Another market contender is Universal Web Architecture software from Informix Software
Inc. of Menlo Park, Calif., at http://www.informix.com.


Agencies that plan to set up electronic commerce on the Web can study successful
industry models, Hagen said. He commended the Office Depot site at http://www.officedepot.com for its tight focus and
purposeful navigation and layout.


The site personalization at http://www.country.com
“winnows down a large reservoir of content on the fly,” Hagen said, and Egghead
Software’s site at http://www.egghead.com
“ensures that a visitor can keep shopping rather than being forced into a checkout
dead end.”


Agencies that present a Web face to the general public need compelling graphics without
breaking the bandwidth bank. One technique is the venerable slide show based on programs
such as Microsoft PowerPoint or Corel Corp.’s Presentations. The latest versions of
these and similar packages can post presentations to a Web site with minimum difficulty.

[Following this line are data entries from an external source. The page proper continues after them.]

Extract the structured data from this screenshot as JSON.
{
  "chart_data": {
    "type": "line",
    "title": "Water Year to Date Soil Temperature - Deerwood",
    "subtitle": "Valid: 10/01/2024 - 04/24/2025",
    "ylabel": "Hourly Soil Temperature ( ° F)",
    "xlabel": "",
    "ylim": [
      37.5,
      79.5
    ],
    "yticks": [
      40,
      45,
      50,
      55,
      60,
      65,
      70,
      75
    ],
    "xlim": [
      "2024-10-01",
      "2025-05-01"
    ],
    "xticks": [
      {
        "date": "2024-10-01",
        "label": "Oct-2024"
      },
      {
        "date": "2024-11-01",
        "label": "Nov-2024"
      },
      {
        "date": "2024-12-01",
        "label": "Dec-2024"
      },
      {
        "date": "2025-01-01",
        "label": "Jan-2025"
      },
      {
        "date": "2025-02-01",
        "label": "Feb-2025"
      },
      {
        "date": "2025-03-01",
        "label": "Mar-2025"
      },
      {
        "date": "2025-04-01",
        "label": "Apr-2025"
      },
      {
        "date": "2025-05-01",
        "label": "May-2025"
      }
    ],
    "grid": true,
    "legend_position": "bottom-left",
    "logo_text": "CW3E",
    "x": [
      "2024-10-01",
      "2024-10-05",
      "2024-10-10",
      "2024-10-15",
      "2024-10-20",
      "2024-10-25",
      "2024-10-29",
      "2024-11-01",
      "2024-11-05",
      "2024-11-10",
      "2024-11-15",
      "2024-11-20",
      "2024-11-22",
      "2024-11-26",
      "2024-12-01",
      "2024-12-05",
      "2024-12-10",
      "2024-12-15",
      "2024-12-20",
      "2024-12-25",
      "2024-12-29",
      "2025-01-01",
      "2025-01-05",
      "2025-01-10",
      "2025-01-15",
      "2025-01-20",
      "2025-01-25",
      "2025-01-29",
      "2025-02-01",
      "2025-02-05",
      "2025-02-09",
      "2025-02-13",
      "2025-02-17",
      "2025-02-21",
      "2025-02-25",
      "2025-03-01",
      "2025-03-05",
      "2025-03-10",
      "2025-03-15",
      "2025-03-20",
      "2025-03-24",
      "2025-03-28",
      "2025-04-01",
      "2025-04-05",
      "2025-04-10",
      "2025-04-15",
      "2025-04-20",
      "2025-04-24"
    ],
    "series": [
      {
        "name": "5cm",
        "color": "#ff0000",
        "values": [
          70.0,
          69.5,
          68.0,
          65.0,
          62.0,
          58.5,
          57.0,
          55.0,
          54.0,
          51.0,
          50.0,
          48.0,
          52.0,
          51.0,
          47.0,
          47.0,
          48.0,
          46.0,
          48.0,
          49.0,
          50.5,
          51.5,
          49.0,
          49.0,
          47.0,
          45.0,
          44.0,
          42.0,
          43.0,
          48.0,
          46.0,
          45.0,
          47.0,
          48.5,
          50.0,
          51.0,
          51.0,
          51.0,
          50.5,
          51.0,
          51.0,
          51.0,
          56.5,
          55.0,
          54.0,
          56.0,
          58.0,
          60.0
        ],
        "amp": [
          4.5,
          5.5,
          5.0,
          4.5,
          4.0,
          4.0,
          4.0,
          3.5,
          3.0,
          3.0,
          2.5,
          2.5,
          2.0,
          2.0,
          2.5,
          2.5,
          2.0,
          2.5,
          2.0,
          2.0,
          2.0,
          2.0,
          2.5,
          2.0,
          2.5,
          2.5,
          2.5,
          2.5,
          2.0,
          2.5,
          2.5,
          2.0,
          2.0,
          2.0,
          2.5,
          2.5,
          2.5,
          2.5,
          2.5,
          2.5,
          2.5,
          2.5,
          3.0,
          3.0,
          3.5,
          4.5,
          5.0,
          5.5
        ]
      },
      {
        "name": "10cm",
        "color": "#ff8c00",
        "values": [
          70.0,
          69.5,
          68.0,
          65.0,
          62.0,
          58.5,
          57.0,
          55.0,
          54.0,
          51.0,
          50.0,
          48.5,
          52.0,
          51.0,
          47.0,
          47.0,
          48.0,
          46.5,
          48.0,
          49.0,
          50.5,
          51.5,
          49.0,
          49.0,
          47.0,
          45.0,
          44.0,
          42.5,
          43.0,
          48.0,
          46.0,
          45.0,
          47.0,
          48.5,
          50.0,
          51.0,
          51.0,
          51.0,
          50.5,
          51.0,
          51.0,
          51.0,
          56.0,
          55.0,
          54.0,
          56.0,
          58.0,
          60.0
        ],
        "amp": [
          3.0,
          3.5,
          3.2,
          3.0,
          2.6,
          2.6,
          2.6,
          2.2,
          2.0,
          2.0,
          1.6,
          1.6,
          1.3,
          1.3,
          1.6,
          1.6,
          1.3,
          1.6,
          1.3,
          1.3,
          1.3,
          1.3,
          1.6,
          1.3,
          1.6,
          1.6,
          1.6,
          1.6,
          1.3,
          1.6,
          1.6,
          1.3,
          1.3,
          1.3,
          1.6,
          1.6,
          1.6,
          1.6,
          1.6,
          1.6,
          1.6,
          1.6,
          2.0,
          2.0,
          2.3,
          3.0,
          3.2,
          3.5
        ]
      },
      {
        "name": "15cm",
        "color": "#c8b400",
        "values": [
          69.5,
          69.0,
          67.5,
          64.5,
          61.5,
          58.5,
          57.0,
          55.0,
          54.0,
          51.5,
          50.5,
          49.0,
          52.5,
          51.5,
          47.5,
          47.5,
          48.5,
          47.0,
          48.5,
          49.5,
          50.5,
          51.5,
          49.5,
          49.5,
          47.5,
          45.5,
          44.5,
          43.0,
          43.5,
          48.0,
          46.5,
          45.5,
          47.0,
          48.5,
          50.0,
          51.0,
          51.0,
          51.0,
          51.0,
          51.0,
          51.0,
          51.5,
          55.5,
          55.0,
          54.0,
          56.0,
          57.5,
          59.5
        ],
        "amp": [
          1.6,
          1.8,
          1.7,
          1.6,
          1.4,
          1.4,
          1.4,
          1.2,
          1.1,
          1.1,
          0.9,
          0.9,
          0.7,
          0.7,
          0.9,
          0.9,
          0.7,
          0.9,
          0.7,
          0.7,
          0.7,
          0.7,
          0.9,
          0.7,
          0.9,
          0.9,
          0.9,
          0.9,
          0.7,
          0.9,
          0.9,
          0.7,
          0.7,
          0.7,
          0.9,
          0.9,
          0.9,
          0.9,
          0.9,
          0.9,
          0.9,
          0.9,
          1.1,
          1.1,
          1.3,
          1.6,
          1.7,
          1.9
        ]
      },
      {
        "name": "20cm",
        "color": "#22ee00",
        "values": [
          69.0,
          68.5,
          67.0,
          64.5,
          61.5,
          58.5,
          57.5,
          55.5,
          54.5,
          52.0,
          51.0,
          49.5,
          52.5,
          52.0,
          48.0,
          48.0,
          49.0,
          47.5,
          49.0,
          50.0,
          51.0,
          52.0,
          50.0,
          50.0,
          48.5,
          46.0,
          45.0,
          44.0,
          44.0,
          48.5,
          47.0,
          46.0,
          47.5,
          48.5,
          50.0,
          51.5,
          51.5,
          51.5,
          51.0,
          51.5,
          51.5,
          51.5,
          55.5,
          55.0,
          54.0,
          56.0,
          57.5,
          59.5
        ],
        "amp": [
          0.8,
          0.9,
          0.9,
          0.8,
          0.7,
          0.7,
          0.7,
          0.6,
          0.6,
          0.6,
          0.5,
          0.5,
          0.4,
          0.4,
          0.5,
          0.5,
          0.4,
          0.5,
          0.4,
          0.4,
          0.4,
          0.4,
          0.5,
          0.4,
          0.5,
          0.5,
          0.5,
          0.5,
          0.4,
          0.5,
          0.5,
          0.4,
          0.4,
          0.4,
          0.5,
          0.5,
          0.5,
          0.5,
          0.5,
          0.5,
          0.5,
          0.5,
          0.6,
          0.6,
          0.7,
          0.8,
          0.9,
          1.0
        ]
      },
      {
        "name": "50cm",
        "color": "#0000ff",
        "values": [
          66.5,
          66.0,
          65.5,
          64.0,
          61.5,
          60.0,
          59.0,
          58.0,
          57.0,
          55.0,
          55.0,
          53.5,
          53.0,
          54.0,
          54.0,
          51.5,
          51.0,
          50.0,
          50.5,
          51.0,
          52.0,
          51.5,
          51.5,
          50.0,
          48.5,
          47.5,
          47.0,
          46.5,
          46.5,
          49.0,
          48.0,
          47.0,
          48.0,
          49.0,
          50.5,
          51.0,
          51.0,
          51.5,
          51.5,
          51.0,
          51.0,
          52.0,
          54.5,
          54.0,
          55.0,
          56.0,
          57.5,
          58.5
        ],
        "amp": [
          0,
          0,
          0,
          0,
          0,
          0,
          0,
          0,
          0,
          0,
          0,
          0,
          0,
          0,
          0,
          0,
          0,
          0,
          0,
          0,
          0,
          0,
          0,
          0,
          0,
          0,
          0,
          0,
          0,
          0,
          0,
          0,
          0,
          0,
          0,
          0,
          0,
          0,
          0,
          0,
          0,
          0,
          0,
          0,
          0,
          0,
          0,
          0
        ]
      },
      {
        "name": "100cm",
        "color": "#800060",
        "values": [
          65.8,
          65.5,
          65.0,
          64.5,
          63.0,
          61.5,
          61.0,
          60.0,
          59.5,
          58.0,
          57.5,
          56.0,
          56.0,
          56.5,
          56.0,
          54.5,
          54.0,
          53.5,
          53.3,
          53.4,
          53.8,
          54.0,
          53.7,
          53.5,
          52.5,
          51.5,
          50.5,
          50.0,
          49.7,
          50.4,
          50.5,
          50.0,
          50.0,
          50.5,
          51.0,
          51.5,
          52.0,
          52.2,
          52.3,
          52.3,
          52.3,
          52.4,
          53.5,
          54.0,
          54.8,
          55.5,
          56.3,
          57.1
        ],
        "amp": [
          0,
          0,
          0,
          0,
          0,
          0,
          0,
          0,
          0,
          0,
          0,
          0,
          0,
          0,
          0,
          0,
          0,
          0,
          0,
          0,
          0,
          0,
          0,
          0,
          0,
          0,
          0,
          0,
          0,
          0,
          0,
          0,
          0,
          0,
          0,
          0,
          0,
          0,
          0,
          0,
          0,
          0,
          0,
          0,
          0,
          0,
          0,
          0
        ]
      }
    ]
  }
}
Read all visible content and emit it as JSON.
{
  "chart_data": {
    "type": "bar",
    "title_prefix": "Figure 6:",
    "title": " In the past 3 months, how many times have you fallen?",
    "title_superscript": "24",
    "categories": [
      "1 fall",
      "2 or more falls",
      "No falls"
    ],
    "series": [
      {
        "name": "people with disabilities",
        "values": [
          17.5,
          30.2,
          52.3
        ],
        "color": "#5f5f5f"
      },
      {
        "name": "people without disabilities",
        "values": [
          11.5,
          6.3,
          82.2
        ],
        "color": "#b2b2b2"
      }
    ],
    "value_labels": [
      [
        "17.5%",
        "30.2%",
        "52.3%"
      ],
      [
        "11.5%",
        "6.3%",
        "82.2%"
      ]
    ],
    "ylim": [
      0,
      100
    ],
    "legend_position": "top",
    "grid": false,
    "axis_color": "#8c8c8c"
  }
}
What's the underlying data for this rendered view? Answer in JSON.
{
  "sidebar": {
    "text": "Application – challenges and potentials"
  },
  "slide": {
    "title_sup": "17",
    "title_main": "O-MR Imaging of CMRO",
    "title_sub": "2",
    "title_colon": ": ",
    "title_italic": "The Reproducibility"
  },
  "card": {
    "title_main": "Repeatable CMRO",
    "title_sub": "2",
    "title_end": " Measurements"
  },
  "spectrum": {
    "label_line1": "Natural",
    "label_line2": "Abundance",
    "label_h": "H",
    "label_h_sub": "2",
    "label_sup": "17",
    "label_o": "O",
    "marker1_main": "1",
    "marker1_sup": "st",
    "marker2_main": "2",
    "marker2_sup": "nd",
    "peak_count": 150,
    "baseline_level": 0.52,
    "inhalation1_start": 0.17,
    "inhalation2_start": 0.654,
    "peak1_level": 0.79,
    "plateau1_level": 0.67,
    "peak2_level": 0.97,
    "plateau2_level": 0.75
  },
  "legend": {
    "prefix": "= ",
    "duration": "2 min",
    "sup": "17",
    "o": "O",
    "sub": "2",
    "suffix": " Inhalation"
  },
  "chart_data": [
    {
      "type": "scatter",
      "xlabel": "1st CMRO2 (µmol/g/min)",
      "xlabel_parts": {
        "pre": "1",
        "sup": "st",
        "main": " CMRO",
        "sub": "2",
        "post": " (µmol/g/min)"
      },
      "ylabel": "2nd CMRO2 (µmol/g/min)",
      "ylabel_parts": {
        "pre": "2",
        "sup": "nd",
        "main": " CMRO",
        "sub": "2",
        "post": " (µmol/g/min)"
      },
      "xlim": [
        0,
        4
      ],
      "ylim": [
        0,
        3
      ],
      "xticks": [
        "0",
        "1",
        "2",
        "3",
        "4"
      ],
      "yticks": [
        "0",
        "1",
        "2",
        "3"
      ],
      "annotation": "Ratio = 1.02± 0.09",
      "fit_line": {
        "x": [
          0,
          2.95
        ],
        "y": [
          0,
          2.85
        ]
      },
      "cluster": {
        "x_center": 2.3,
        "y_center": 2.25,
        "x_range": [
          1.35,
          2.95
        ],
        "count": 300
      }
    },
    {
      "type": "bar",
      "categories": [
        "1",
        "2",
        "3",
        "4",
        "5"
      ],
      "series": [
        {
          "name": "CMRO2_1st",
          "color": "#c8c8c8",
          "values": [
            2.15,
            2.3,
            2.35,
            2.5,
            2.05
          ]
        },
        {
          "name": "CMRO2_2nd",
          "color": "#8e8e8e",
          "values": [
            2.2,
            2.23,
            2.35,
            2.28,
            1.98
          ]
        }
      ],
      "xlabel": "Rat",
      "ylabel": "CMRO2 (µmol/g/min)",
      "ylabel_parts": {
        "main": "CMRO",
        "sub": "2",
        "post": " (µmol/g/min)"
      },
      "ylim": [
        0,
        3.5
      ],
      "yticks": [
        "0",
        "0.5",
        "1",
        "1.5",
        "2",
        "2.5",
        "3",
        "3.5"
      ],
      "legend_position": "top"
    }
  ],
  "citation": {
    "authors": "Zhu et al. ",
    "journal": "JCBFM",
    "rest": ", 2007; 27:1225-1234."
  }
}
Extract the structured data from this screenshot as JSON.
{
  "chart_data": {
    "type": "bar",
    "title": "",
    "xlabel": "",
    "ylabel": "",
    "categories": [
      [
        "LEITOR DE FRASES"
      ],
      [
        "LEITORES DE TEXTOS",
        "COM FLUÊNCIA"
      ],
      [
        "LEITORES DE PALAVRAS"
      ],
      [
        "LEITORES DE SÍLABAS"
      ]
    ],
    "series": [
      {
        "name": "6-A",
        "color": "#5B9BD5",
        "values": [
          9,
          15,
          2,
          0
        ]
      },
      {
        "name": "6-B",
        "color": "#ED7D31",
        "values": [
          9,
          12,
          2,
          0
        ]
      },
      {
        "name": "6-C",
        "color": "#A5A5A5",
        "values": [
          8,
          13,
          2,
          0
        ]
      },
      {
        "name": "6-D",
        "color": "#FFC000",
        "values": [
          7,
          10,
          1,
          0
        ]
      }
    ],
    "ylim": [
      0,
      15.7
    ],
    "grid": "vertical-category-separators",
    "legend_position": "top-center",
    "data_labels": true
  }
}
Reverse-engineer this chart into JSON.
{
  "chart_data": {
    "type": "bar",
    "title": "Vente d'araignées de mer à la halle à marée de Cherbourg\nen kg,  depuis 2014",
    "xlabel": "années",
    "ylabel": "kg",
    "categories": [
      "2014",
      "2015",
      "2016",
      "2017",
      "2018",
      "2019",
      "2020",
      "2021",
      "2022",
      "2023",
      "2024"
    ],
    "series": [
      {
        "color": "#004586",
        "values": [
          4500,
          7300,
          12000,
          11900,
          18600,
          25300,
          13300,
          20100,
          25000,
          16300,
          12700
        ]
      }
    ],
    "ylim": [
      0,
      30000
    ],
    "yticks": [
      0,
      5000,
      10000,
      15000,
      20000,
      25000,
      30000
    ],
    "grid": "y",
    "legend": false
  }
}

Another good tool at the government team’s disposal is panoramic virtual reality:
photo-realistic, 360-degree, 3-D walk-throughs of any environment imaginable.


“The three reactions I usually get from a user the first time are
‘Wow!,’ ‘Cool,’ or ‘Ooo,’ ” said Marty Kassowitz, a
principal at View360 Productions of Los Angeles at http://www.view360.com.
Kassowitz builds Web-based panoramic VR experiences.


Like many Web applications, panoramic VR environments should be designed to download
quickly over conventional modems. Interesting panoramic VR work is coming out of other
companies such as Infinite Pictures Inc. of Portland, Ore., at http://www.smoothmove.com; eVox Productions of Long
Beach, Calif., at http://www.evox.com; and Communique of
Indianapolis at http://www.cvcmedia.com.


After the bandwidth dam breaks sometime after the millennium, the Web as we know it
will undergo a dramatic overhaul. Until then, McCarthy advised government Web teams to
look to new Web tool entrepreneurs. 


Joe Dysart is an Internet business consultant in Thousand Oaks, Calif.